La grogne est générale mais étouffée …mais jusqu'à quand ? ? ?
D'ailleurs pour mater de telles manifestations , il n'y a pas meilleure recette que d'agiter le spectre de l'islamisme radical ( on le voit bien pour l'Afghanistan , l'Irak , l'Iran …)
Les problèmes sont politiques et doivent trouver des pistes politiques à leur résolution . Il faut aller à la source des problèmes , de son histoire pour essayer de comprendre le Maroc actuel .
’ L'habituel défaut de l'homme est de ne pas prévoir l'orage en beau temps ‘ Nicolas Machiavel .
à Pierrot287
De norman
22H40 | 31/05/2008 |
Forgard aussi, il doit bien avoir la légion d'honneur. Pasqua aussi sûrement, plus le mérite de ceci ou de celà.
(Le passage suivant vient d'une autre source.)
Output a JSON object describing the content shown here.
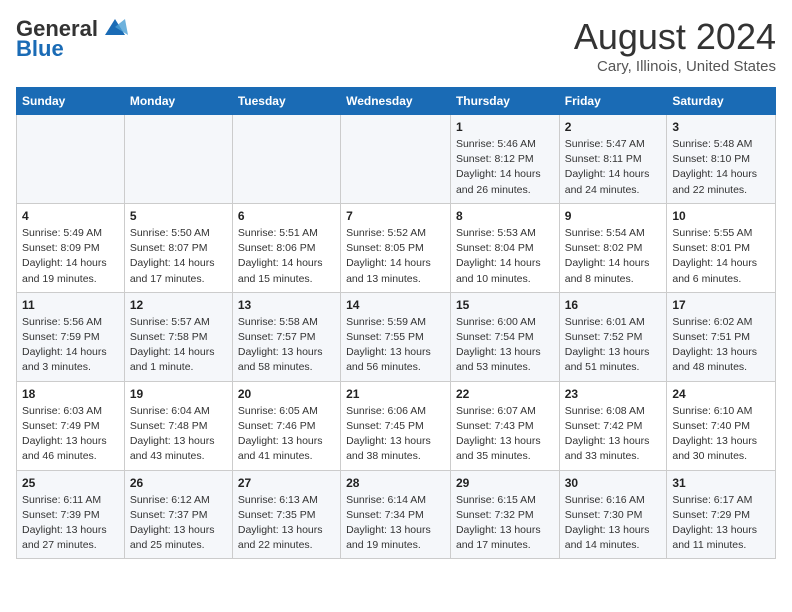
{
  "header": {
    "logo_line1": "General",
    "logo_line2": "Blue",
    "month": "August 2024",
    "location": "Cary, Illinois, United States"
  },
  "weekdays": [
    "Sunday",
    "Monday",
    "Tuesday",
    "Wednesday",
    "Thursday",
    "Friday",
    "Saturday"
  ],
  "weeks": [
    [
      {
        "day": "",
        "info": ""
      },
      {
        "day": "",
        "info": ""
      },
      {
        "day": "",
        "info": ""
      },
      {
        "day": "",
        "info": ""
      },
      {
        "day": "1",
        "info": "Sunrise: 5:46 AM\nSunset: 8:12 PM\nDaylight: 14 hours\nand 26 minutes."
      },
      {
        "day": "2",
        "info": "Sunrise: 5:47 AM\nSunset: 8:11 PM\nDaylight: 14 hours\nand 24 minutes."
      },
      {
        "day": "3",
        "info": "Sunrise: 5:48 AM\nSunset: 8:10 PM\nDaylight: 14 hours\nand 22 minutes."
      }
    ],
    [
      {
        "day": "4",
        "info": "Sunrise: 5:49 AM\nSunset: 8:09 PM\nDaylight: 14 hours\nand 19 minutes."
      },
      {
        "day": "5",
        "info": "Sunrise: 5:50 AM\nSunset: 8:07 PM\nDaylight: 14 hours\nand 17 minutes."
      },
      {
        "day": "6",
        "info": "Sunrise: 5:51 AM\nSunset: 8:06 PM\nDaylight: 14 hours\nand 15 minutes."
      },
      {
        "day": "7",
        "info": "Sunrise: 5:52 AM\nSunset: 8:05 PM\nDaylight: 14 hours\nand 13 minutes."
      },
      {
        "day": "8",
        "info": "Sunrise: 5:53 AM\nSunset: 8:04 PM\nDaylight: 14 hours\nand 10 minutes."
      },
      {
        "day": "9",
        "info": "Sunrise: 5:54 AM\nSunset: 8:02 PM\nDaylight: 14 hours\nand 8 minutes."
      },
      {
        "day": "10",
        "info": "Sunrise: 5:55 AM\nSunset: 8:01 PM\nDaylight: 14 hours\nand 6 minutes."
      }
    ],
    [
      {
        "day": "11",
        "info": "Sunrise: 5:56 AM\nSunset: 7:59 PM\nDaylight: 14 hours\nand 3 minutes."
      },
      {
        "day": "12",
        "info": "Sunrise: 5:57 AM\nSunset: 7:58 PM\nDaylight: 14 hours\nand 1 minute."
      },
      {
        "day": "13",
        "info": "Sunrise: 5:58 AM\nSunset: 7:57 PM\nDaylight: 13 hours\nand 58 minutes."
      },
      {
        "day": "14",
        "info": "Sunrise: 5:59 AM\nSunset: 7:55 PM\nDaylight: 13 hours\nand 56 minutes."
      },
      {
        "day": "15",
        "info": "Sunrise: 6:00 AM\nSunset: 7:54 PM\nDaylight: 13 hours\nand 53 minutes."
      },
      {
        "day": "16",
        "info": "Sunrise: 6:01 AM\nSunset: 7:52 PM\nDaylight: 13 hours\nand 51 minutes."
      },
      {
        "day": "17",
        "info": "Sunrise: 6:02 AM\nSunset: 7:51 PM\nDaylight: 13 hours\nand 48 minutes."
      }
    ],
    [
      {
        "day": "18",
        "info": "Sunrise: 6:03 AM\nSunset: 7:49 PM\nDaylight: 13 hours\nand 46 minutes."
      },
      {
        "day": "19",
        "info": "Sunrise: 6:04 AM\nSunset: 7:48 PM\nDaylight: 13 hours\nand 43 minutes."
      },
      {
        "day": "20",
        "info": "Sunrise: 6:05 AM\nSunset: 7:46 PM\nDaylight: 13 hours\nand 41 minutes."
      },
      {
        "day": "21",
        "info": "Sunrise: 6:06 AM\nSunset: 7:45 PM\nDaylight: 13 hours\nand 38 minutes."
      },
      {
        "day": "22",
        "info": "Sunrise: 6:07 AM\nSunset: 7:43 PM\nDaylight: 13 hours\nand 35 minutes."
      },
      {
        "day": "23",
        "info": "Sunrise: 6:08 AM\nSunset: 7:42 PM\nDaylight: 13 hours\nand 33 minutes."
      },
      {
        "day": "24",
        "info": "Sunrise: 6:10 AM\nSunset: 7:40 PM\nDaylight: 13 hours\nand 30 minutes."
      }
    ],
    [
      {
        "day": "25",
        "info": "Sunrise: 6:11 AM\nSunset: 7:39 PM\nDaylight: 13 hours\nand 27 minutes."
      },
      {
        "day": "26",
        "info": "Sunrise: 6:12 AM\nSunset: 7:37 PM\nDaylight: 13 hours\nand 25 minutes."
      },
      {
        "day": "27",
        "info": "Sunrise: 6:13 AM\nSunset: 7:35 PM\nDaylight: 13 hours\nand 22 minutes."
      },
      {
        "day": "28",
        "info": "Sunrise: 6:14 AM\nSunset: 7:34 PM\nDaylight: 13 hours\nand 19 minutes."
      },
      {
        "day": "29",
        "info": "Sunrise: 6:15 AM\nSunset: 7:32 PM\nDaylight: 13 hours\nand 17 minutes."
      },
      {
        "day": "30",
        "info": "Sunrise: 6:16 AM\nSunset: 7:30 PM\nDaylight: 13 hours\nand 14 minutes."
      },
      {
        "day": "31",
        "info": "Sunrise: 6:17 AM\nSunset: 7:29 PM\nDaylight: 13 hours\nand 11 minutes."
      }
    ]
  ]
}
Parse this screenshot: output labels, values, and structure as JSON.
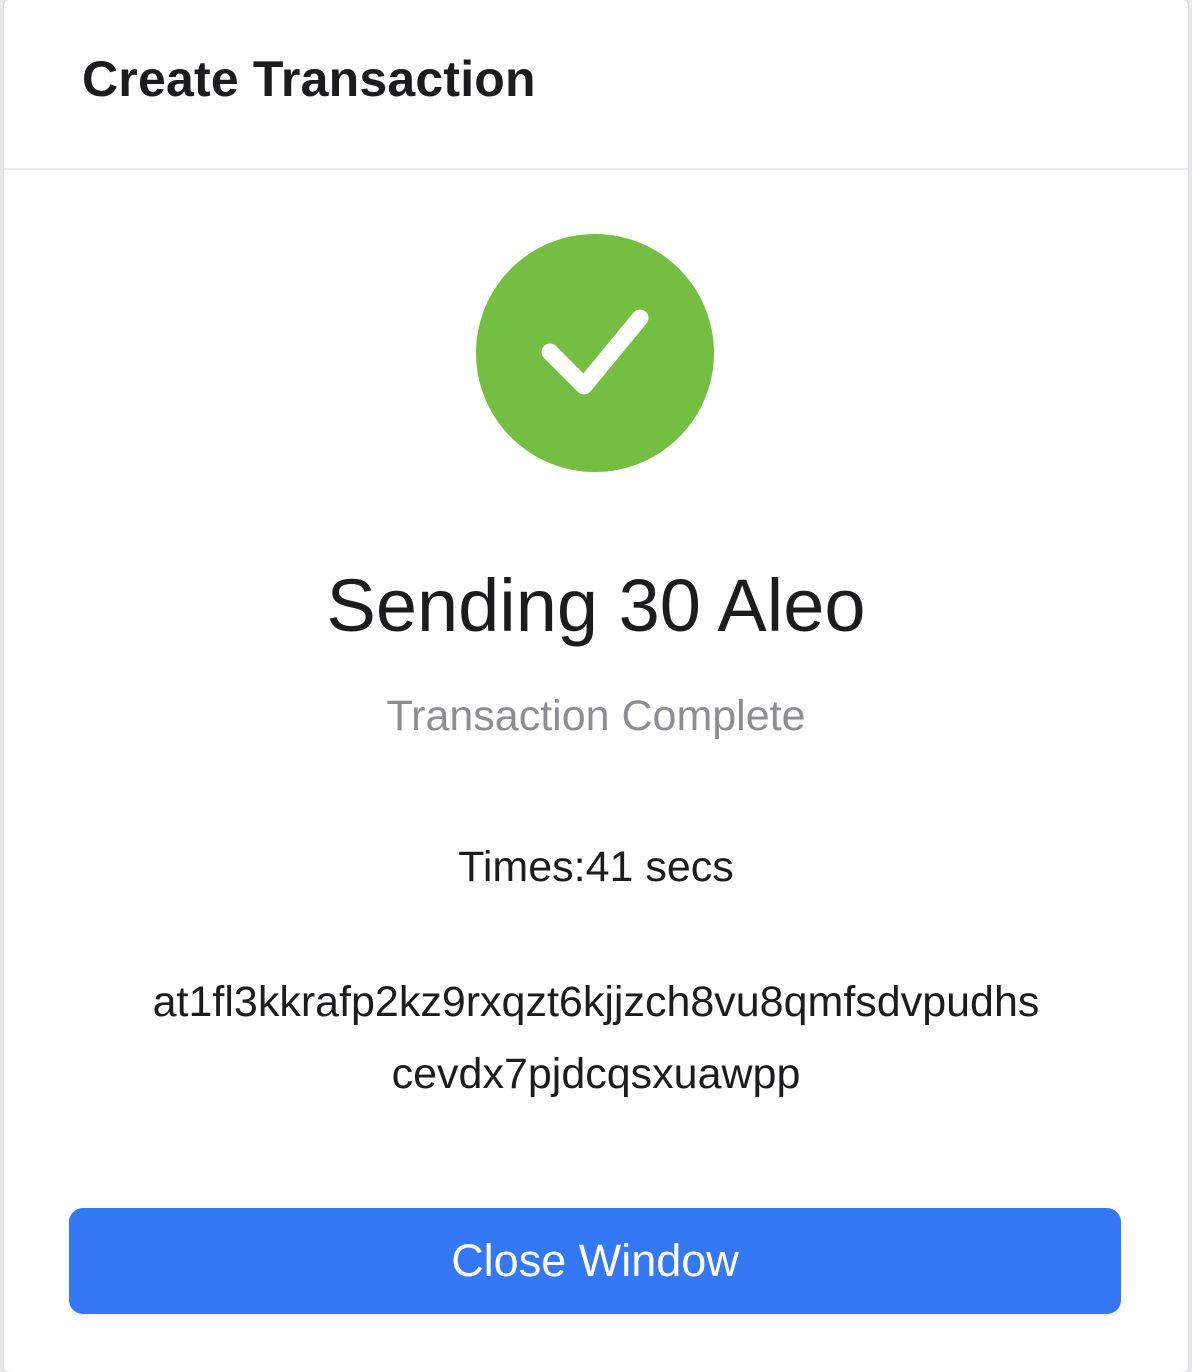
{
  "window": {
    "title": "Create Transaction"
  },
  "status": {
    "icon": "checkmark-icon",
    "icon_color": "#74bf41",
    "amount_text": "Sending 30 Aleo",
    "status_text": "Transaction Complete",
    "time_text": "Times:41 secs",
    "transaction_id_line1": "at1fl3kkrafp2kz9rxqzt6kjjzch8vu8qmfsdvpudhs",
    "transaction_id_line2": "cevdx7pjdcqsxuawpp"
  },
  "actions": {
    "close_label": "Close Window",
    "button_color": "#3478f6"
  }
}
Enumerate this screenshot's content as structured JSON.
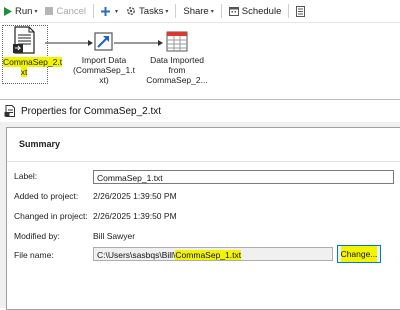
{
  "toolbar": {
    "run": "Run",
    "cancel": "Cancel",
    "tasks": "Tasks",
    "share": "Share",
    "schedule": "Schedule"
  },
  "flow": {
    "nodes": [
      {
        "label_line1": "CommaSep_2.t",
        "label_line2": "xt",
        "icon": "text-file-icon"
      },
      {
        "label_line1": "Import Data",
        "label_line2": "(CommaSep_1.t",
        "label_line3": "xt)",
        "icon": "import-data-icon"
      },
      {
        "label_line1": "Data Imported",
        "label_line2": "from",
        "label_line3": "CommaSep_2...",
        "icon": "dataset-table-icon"
      }
    ]
  },
  "dialog": {
    "title": "Properties for CommaSep_2.txt",
    "section": "Summary",
    "fields": {
      "label_caption": "Label:",
      "label_value": "CommaSep_1.txt",
      "added_caption": "Added to project:",
      "added_value": "2/26/2025 1:39:50 PM",
      "changed_caption": "Changed in project:",
      "changed_value": "2/26/2025 1:39:50 PM",
      "modified_caption": "Modified by:",
      "modified_value": "Bill Sawyer",
      "filename_caption": "File name:",
      "filename_path": "C:\\Users\\sasbqs\\Bill\\",
      "filename_file": "CommaSep_1.txt",
      "change_button": "Change..."
    }
  },
  "colors": {
    "highlight": "#f3f500",
    "accent": "#0078d7",
    "run_green": "#1a8f3c",
    "add_blue": "#2b6cc4"
  }
}
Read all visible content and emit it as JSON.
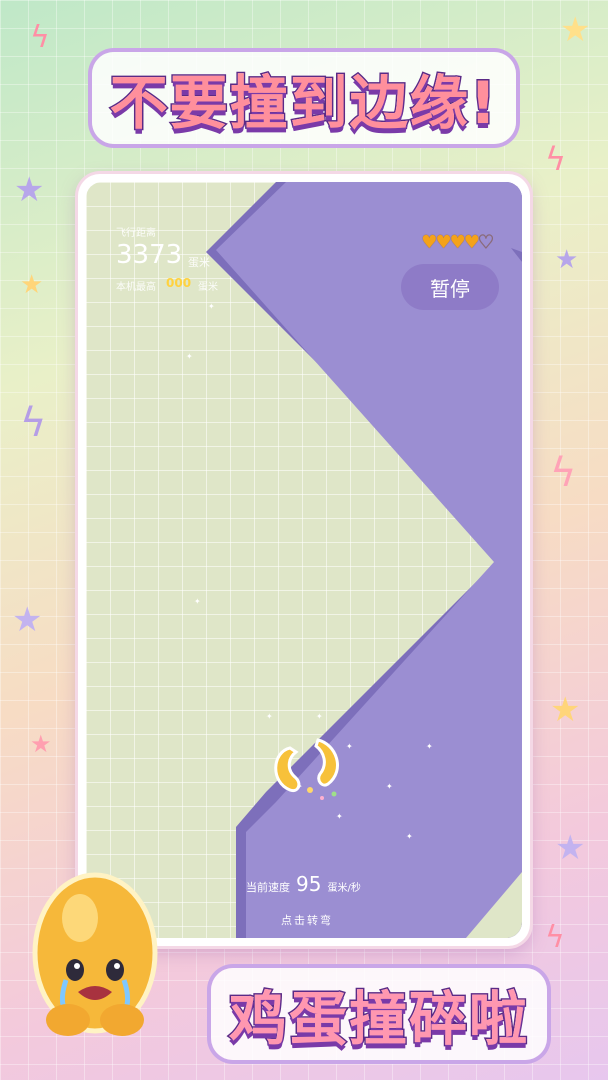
{
  "headline": {
    "top": "不要撞到边缘!",
    "bottom": "鸡蛋撞碎啦"
  },
  "hud": {
    "distance_label": "飞行距离",
    "distance_value": "3373",
    "distance_unit": "蛋米",
    "best_label": "本机最高",
    "best_value": "000",
    "best_unit": "蛋米",
    "lives_total": 5,
    "lives_remaining": 4,
    "pause_label": "暂停"
  },
  "footer": {
    "speed_label": "当前速度",
    "speed_value": "95",
    "speed_unit": "蛋米/秒",
    "tap_hint": "点击转弯"
  },
  "colors": {
    "track": "#9b8ed2",
    "track_edge": "#7d6fbb",
    "field": "#dfe6c8",
    "accent_gold": "#f4a21a",
    "pause_bg": "#8e7bc7"
  },
  "icons": {
    "heart_full": "heart-filled-icon",
    "heart_empty": "heart-outline-icon",
    "star": "star-icon",
    "bolt": "lightning-icon"
  }
}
Et Lagardère, comme tous les costauds du CAC 40. Ben quoi, la légion d'honneur, c'est un truc pour les puissants qui ont un nom. Khadafi, il a eu quoi en passant par Paris ? Pauvre décorations, moi qui pensais jadis qu'elles récompensaient la droiture, le mérite, le désintéressement, genre militant des droits de l'homme, médecin du monde ou chiffonniezr d'Emmaüs. Ou plus simplement, la petite dame du quartier qui met tout son temps libre à aider ceux qui souffrent. Eh ben non, c'est un truc qui dit : « 'Voyez, il est grand, riche, puissant, peu importe que ce soit en fin de compte une ordure ! “'
De caphi
14H03 | 31/05/2008 |
Visitez Marrakech, sa Medina, ses universités, ses prisons…
Ah ! Que c'est beau le tourisme de près !
caphi
De Servais-Jean 4591
alpha-béta | 14H05 | 31/05/2008 |
Les étudiants marocains seraient-ils les précurseurs d'une manifestation monstre et musclée en France ?
Les Sarkozi, Aliot-Mari et autres Darkos devraient y réfléchir avant que ça leur tombe dessus.
à Servais-Jean
De Ponson Jean-Claude
ex chauffagiste | 14H28 | 31/05/2008 |
S'il fallait que tous les mouvements étudiants à l'étranger soient précurseurs de bouleversements chez nous………
La France est un grand pays …..Mais quand même !
Comme vous y allez Servais-Jean ! ! ! ! !
Mais, d'un autre côté, l'humilité n'est pas le propre du français.
De mioumiou
14H23 | 31/05/2008 |
ça me rappelle les mouvements étudiants en Algérie en 80 et 88.
Le maroc s'ouvre petit à petit et les marocains se rendent compte que leur régime doit changer …
A bas la repression.
Pour vous Français ça ne veut peut être plus dire grand chose mais pour nous ça ne fait que commencer.